EUが域内の弾薬増産へ5億ユーロ拠出、ウクライナ支援で

欧州委員会は3日、欧州連合(EU)が5億ユーロを拠出し、域内の弾薬、ミサイル生産を増強する法案を発表した。ロシアの軍事侵攻が続くウクライナに対する支援策の一環。今夏までの法案成立を目指す。

「弾薬生産支援法(ASAP)」と呼ばれる同法案は、ロシアとの戦闘が長期化し、弾薬が不足しているウクライナへの支援を強化するのが目的。EU予算から5億ユーロを拠出し、域内の防衛関連企業による弾薬、ミサイルの増産を図る。

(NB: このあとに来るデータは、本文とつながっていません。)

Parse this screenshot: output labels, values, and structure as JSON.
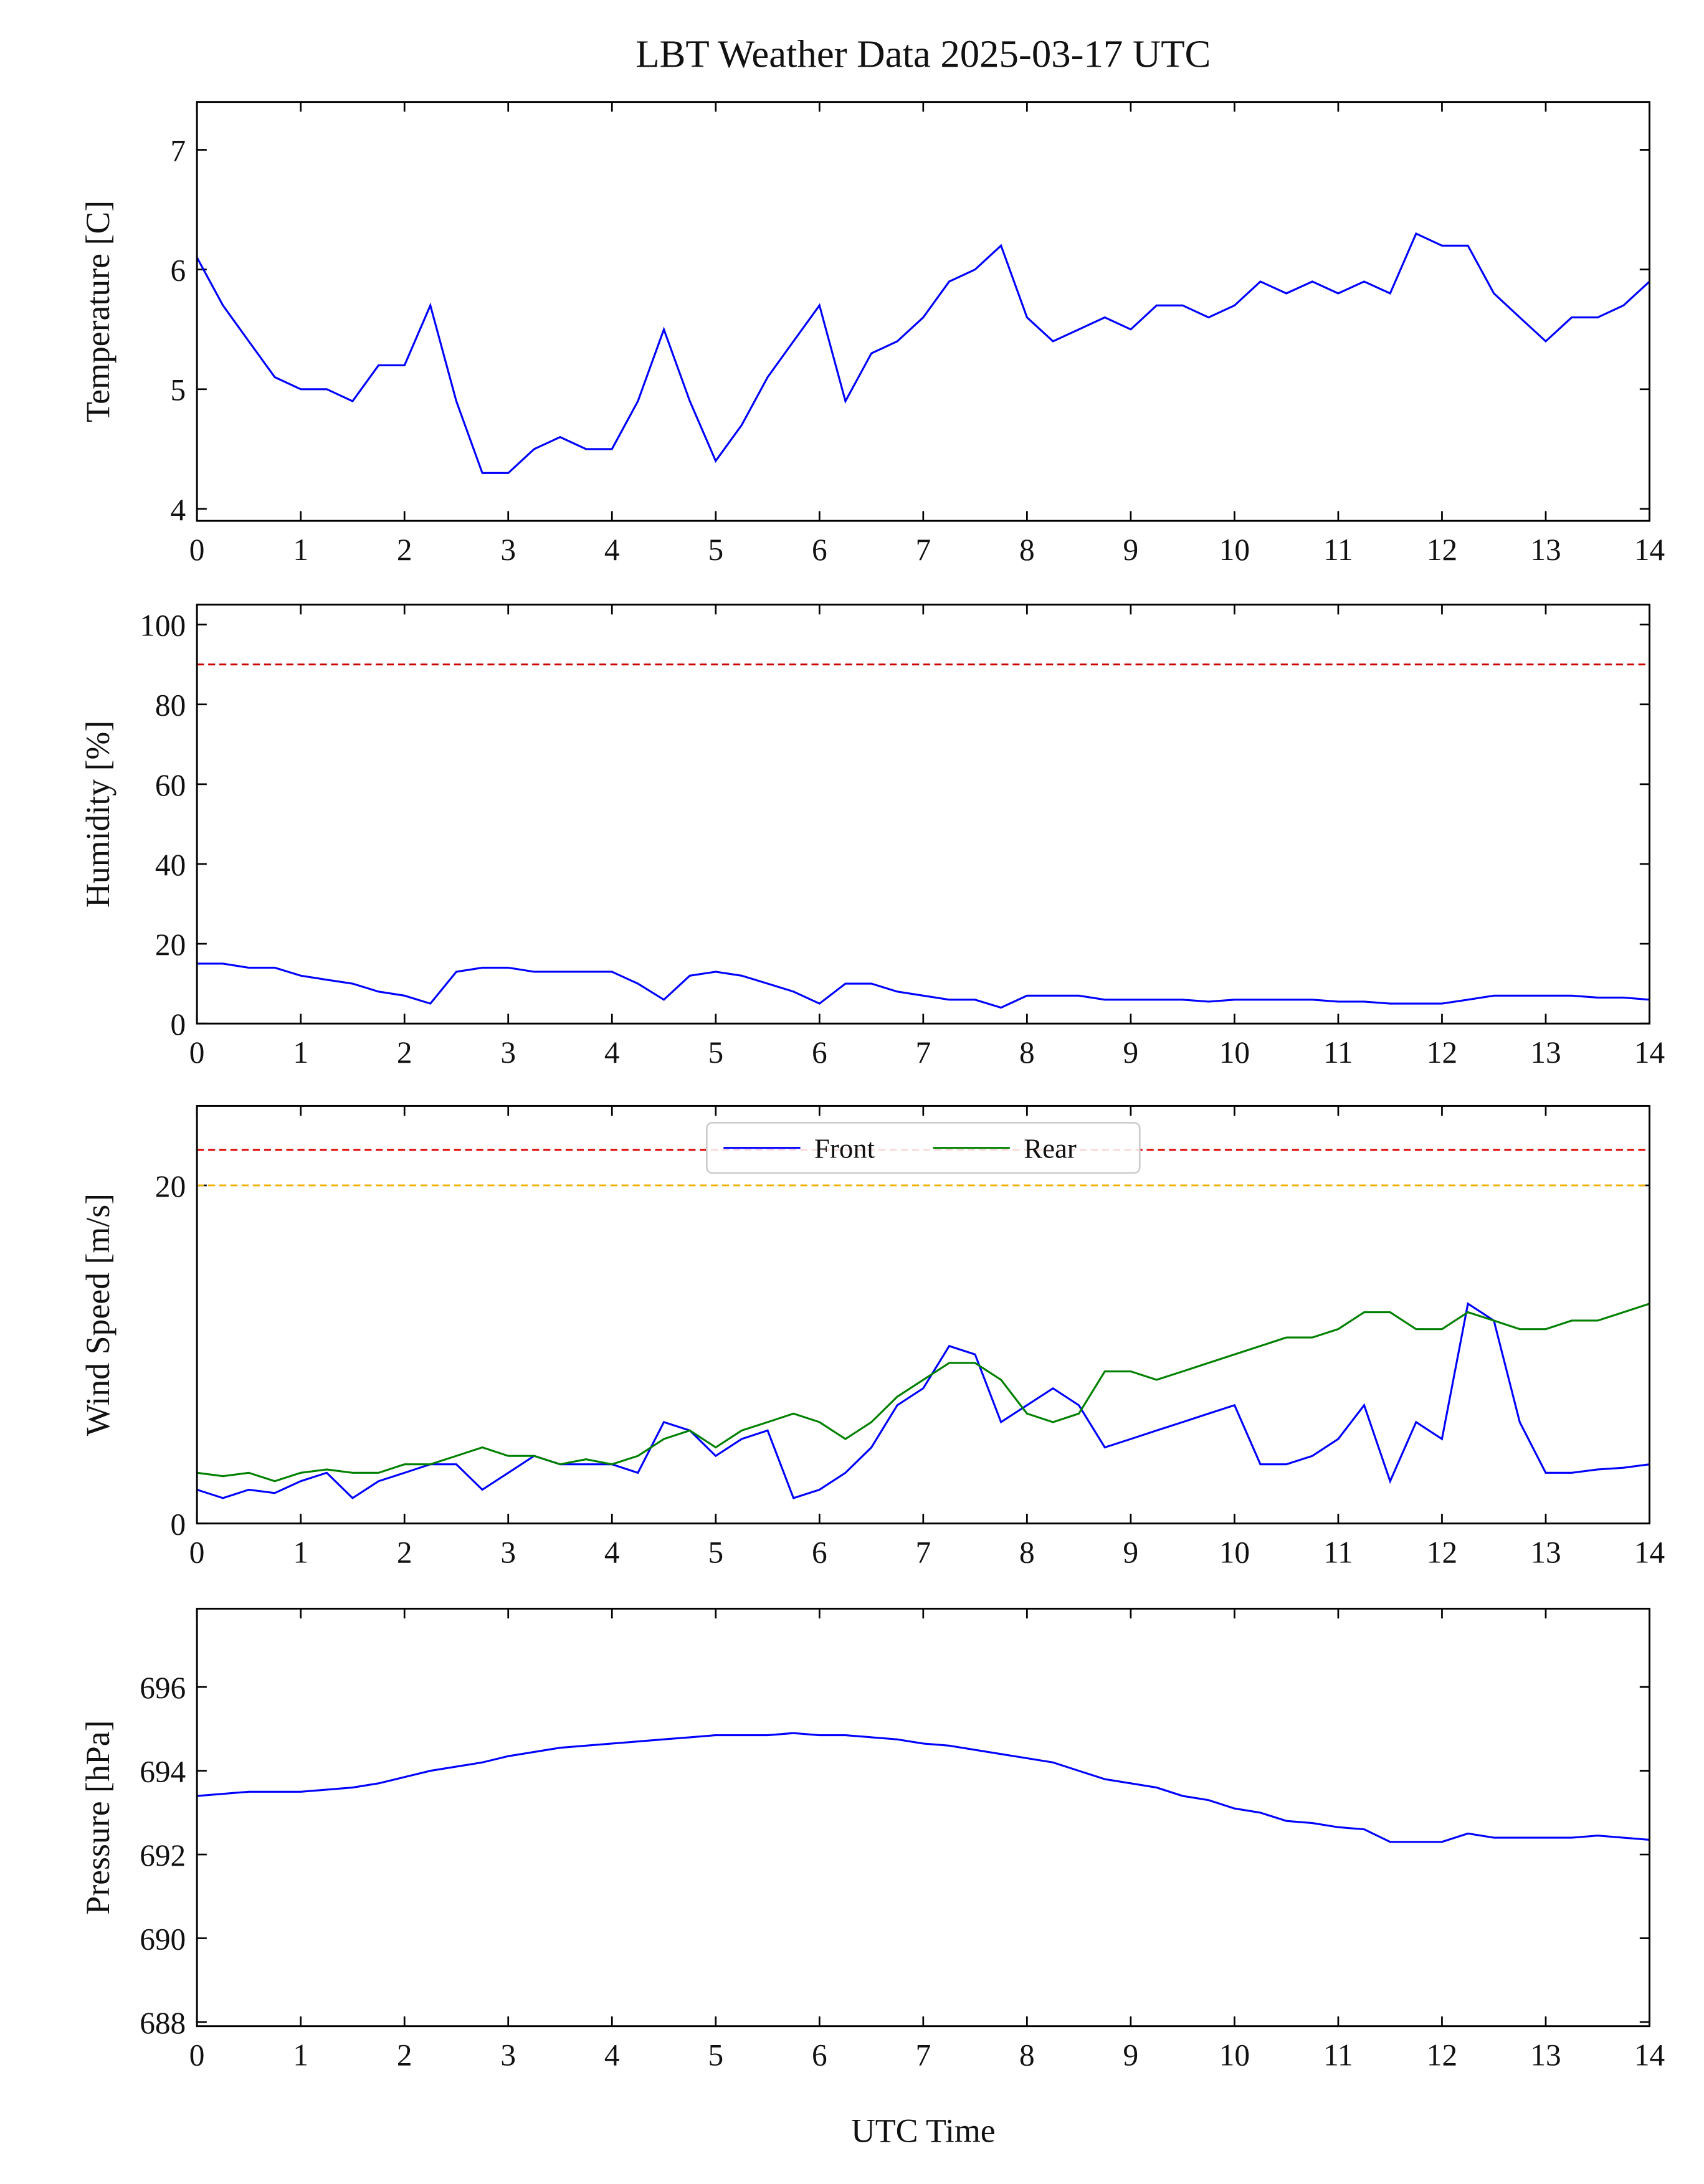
{
  "chart_data": [
    {
      "type": "line",
      "title": "LBT Weather Data 2025-03-17 UTC",
      "ylabel": "Temperature [C]",
      "x": [
        0,
        0.25,
        0.5,
        0.75,
        1,
        1.25,
        1.5,
        1.75,
        2,
        2.25,
        2.5,
        2.75,
        3,
        3.25,
        3.5,
        3.75,
        4,
        4.25,
        4.5,
        4.75,
        5,
        5.25,
        5.5,
        5.75,
        6,
        6.25,
        6.5,
        6.75,
        7,
        7.25,
        7.5,
        7.75,
        8,
        8.25,
        8.5,
        8.75,
        9,
        9.25,
        9.5,
        9.75,
        10,
        10.25,
        10.5,
        10.75,
        11,
        11.25,
        11.5,
        11.75,
        12,
        12.25,
        12.5,
        12.75,
        13,
        13.25,
        13.5,
        13.75,
        14
      ],
      "series": [
        {
          "color": "#0000ff",
          "values": [
            6.1,
            5.7,
            5.4,
            5.1,
            5.0,
            5.0,
            4.9,
            5.2,
            5.2,
            5.7,
            4.9,
            4.3,
            4.3,
            4.5,
            4.6,
            4.5,
            4.5,
            4.9,
            5.5,
            4.9,
            4.4,
            4.7,
            5.1,
            5.4,
            5.7,
            4.9,
            5.3,
            5.4,
            5.6,
            5.9,
            6.0,
            6.2,
            5.6,
            5.4,
            5.5,
            5.6,
            5.5,
            5.7,
            5.7,
            5.6,
            5.7,
            5.9,
            5.8,
            5.9,
            5.8,
            5.9,
            5.8,
            6.3,
            6.2,
            6.2,
            5.8,
            5.6,
            5.4,
            5.6,
            5.6,
            5.7,
            5.9
          ]
        }
      ],
      "xlim": [
        0,
        14
      ],
      "xticks": [
        0,
        1,
        2,
        3,
        4,
        5,
        6,
        7,
        8,
        9,
        10,
        11,
        12,
        13,
        14
      ],
      "ylim": [
        3.9,
        7.4
      ],
      "yticks": [
        4,
        5,
        6,
        7
      ]
    },
    {
      "type": "line",
      "ylabel": "Humidity [%]",
      "x": [
        0,
        0.25,
        0.5,
        0.75,
        1,
        1.25,
        1.5,
        1.75,
        2,
        2.25,
        2.5,
        2.75,
        3,
        3.25,
        3.5,
        3.75,
        4,
        4.25,
        4.5,
        4.75,
        5,
        5.25,
        5.5,
        5.75,
        6,
        6.25,
        6.5,
        6.75,
        7,
        7.25,
        7.5,
        7.75,
        8,
        8.25,
        8.5,
        8.75,
        9,
        9.25,
        9.5,
        9.75,
        10,
        10.25,
        10.5,
        10.75,
        11,
        11.25,
        11.5,
        11.75,
        12,
        12.25,
        12.5,
        12.75,
        13,
        13.25,
        13.5,
        13.75,
        14
      ],
      "series": [
        {
          "color": "#0000ff",
          "values": [
            15,
            15,
            14,
            14,
            12,
            11,
            10,
            8,
            7,
            5,
            13,
            14,
            14,
            13,
            13,
            13,
            13,
            10,
            6,
            12,
            13,
            12,
            10,
            8,
            5,
            10,
            10,
            8,
            7,
            6,
            6,
            4,
            7,
            7,
            7,
            6,
            6,
            6,
            6,
            5.5,
            6,
            6,
            6,
            6,
            5.5,
            5.5,
            5,
            5,
            5,
            6,
            7,
            7,
            7,
            7,
            6.5,
            6.5,
            6
          ]
        }
      ],
      "hlines": [
        {
          "value": 90,
          "color": "#cc0000"
        }
      ],
      "xlim": [
        0,
        14
      ],
      "xticks": [
        0,
        1,
        2,
        3,
        4,
        5,
        6,
        7,
        8,
        9,
        10,
        11,
        12,
        13,
        14
      ],
      "ylim": [
        0,
        105
      ],
      "yticks": [
        0,
        20,
        40,
        60,
        80,
        100
      ]
    },
    {
      "type": "line",
      "ylabel": "Wind Speed [m/s]",
      "legend": "upper center",
      "x": [
        0,
        0.25,
        0.5,
        0.75,
        1,
        1.25,
        1.5,
        1.75,
        2,
        2.25,
        2.5,
        2.75,
        3,
        3.25,
        3.5,
        3.75,
        4,
        4.25,
        4.5,
        4.75,
        5,
        5.25,
        5.5,
        5.75,
        6,
        6.25,
        6.5,
        6.75,
        7,
        7.25,
        7.5,
        7.75,
        8,
        8.25,
        8.5,
        8.75,
        9,
        9.25,
        9.5,
        9.75,
        10,
        10.25,
        10.5,
        10.75,
        11,
        11.25,
        11.5,
        11.75,
        12,
        12.25,
        12.5,
        12.75,
        13,
        13.25,
        13.5,
        13.75,
        14
      ],
      "series": [
        {
          "name": "Front",
          "color": "#0000ff",
          "values": [
            2,
            1.5,
            2,
            1.8,
            2.5,
            3,
            1.5,
            2.5,
            3,
            3.5,
            3.5,
            2,
            3,
            4,
            3.5,
            3.5,
            3.5,
            3,
            6,
            5.5,
            4,
            5,
            5.5,
            1.5,
            2,
            3,
            4.5,
            7,
            8,
            10.5,
            10,
            6,
            7,
            8,
            7,
            4.5,
            5,
            5.5,
            6,
            6.5,
            7,
            3.5,
            3.5,
            4,
            5,
            7,
            2.5,
            6,
            5,
            13,
            12,
            6,
            3,
            3,
            3.2,
            3.3,
            3.5
          ]
        },
        {
          "name": "Rear",
          "color": "#008000",
          "values": [
            3,
            2.8,
            3,
            2.5,
            3,
            3.2,
            3,
            3,
            3.5,
            3.5,
            4,
            4.5,
            4,
            4,
            3.5,
            3.8,
            3.5,
            4,
            5,
            5.5,
            4.5,
            5.5,
            6,
            6.5,
            6,
            5,
            6,
            7.5,
            8.5,
            9.5,
            9.5,
            8.5,
            6.5,
            6,
            6.5,
            9,
            9,
            8.5,
            9,
            9.5,
            10,
            10.5,
            11,
            11,
            11.5,
            12.5,
            12.5,
            11.5,
            11.5,
            12.5,
            12,
            11.5,
            11.5,
            12,
            12,
            12.5,
            13
          ]
        }
      ],
      "hlines": [
        {
          "value": 22.1,
          "color": "#dd0000"
        },
        {
          "value": 20,
          "color": "#f0b000"
        }
      ],
      "xlim": [
        0,
        14
      ],
      "xticks": [
        0,
        1,
        2,
        3,
        4,
        5,
        6,
        7,
        8,
        9,
        10,
        11,
        12,
        13,
        14
      ],
      "ylim": [
        0,
        24.7
      ],
      "yticks": [
        0,
        20
      ]
    },
    {
      "type": "line",
      "ylabel": "Pressure [hPa]",
      "xlabel": "UTC Time",
      "x": [
        0,
        0.25,
        0.5,
        0.75,
        1,
        1.25,
        1.5,
        1.75,
        2,
        2.25,
        2.5,
        2.75,
        3,
        3.25,
        3.5,
        3.75,
        4,
        4.25,
        4.5,
        4.75,
        5,
        5.25,
        5.5,
        5.75,
        6,
        6.25,
        6.5,
        6.75,
        7,
        7.25,
        7.5,
        7.75,
        8,
        8.25,
        8.5,
        8.75,
        9,
        9.25,
        9.5,
        9.75,
        10,
        10.25,
        10.5,
        10.75,
        11,
        11.25,
        11.5,
        11.75,
        12,
        12.25,
        12.5,
        12.75,
        13,
        13.25,
        13.5,
        13.75,
        14
      ],
      "series": [
        {
          "color": "#0000ff",
          "values": [
            693.4,
            693.45,
            693.5,
            693.5,
            693.5,
            693.55,
            693.6,
            693.7,
            693.85,
            694.0,
            694.1,
            694.2,
            694.35,
            694.45,
            694.55,
            694.6,
            694.65,
            694.7,
            694.75,
            694.8,
            694.85,
            694.85,
            694.85,
            694.9,
            694.85,
            694.85,
            694.8,
            694.75,
            694.65,
            694.6,
            694.5,
            694.4,
            694.3,
            694.2,
            694.0,
            693.8,
            693.7,
            693.6,
            693.4,
            693.3,
            693.1,
            693.0,
            692.8,
            692.75,
            692.65,
            692.6,
            692.3,
            692.3,
            692.3,
            692.5,
            692.4,
            692.4,
            692.4,
            692.4,
            692.45,
            692.4,
            692.35
          ]
        }
      ],
      "xlim": [
        0,
        14
      ],
      "xticks": [
        0,
        1,
        2,
        3,
        4,
        5,
        6,
        7,
        8,
        9,
        10,
        11,
        12,
        13,
        14
      ],
      "ylim": [
        687.9,
        697.87
      ],
      "yticks": [
        688,
        690,
        692,
        694,
        696
      ]
    }
  ]
}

既存の生産施設の拡充、新たな生産施設設置などに対して、助成金の形で支援する。

EUはウクライナが軍事侵攻を受けてから、武器、弾薬を供与してきたが、域内での生産体制が十分ではなく、在庫が不足している。このため、関連企業に対する直接支援を行い、迅速に十分な量の弾薬、ミサイルを供給できる体制を整える。

ただ、EU基本条約には、EU予算の軍事目的での活用を厳しく制限するルールがあり、これにASAPが抵触するとの見方がある。法案成立に必要となる加盟国、欧州議会の承認を取り付ける際に、これが問題となる可能性がある。

EUは3月の首脳会議で、12カ月以内に100万発の弾薬、ミサイルをウクライナに供給することを決定した。3段階に分けて実施する方針で、ASAPは第3段階に当たる。加盟国がウクライナ向けの10億ユーロ相当の弾薬を共同購入する第2段階については、加盟国が3日に開いたEU大使による協議で正式承認された。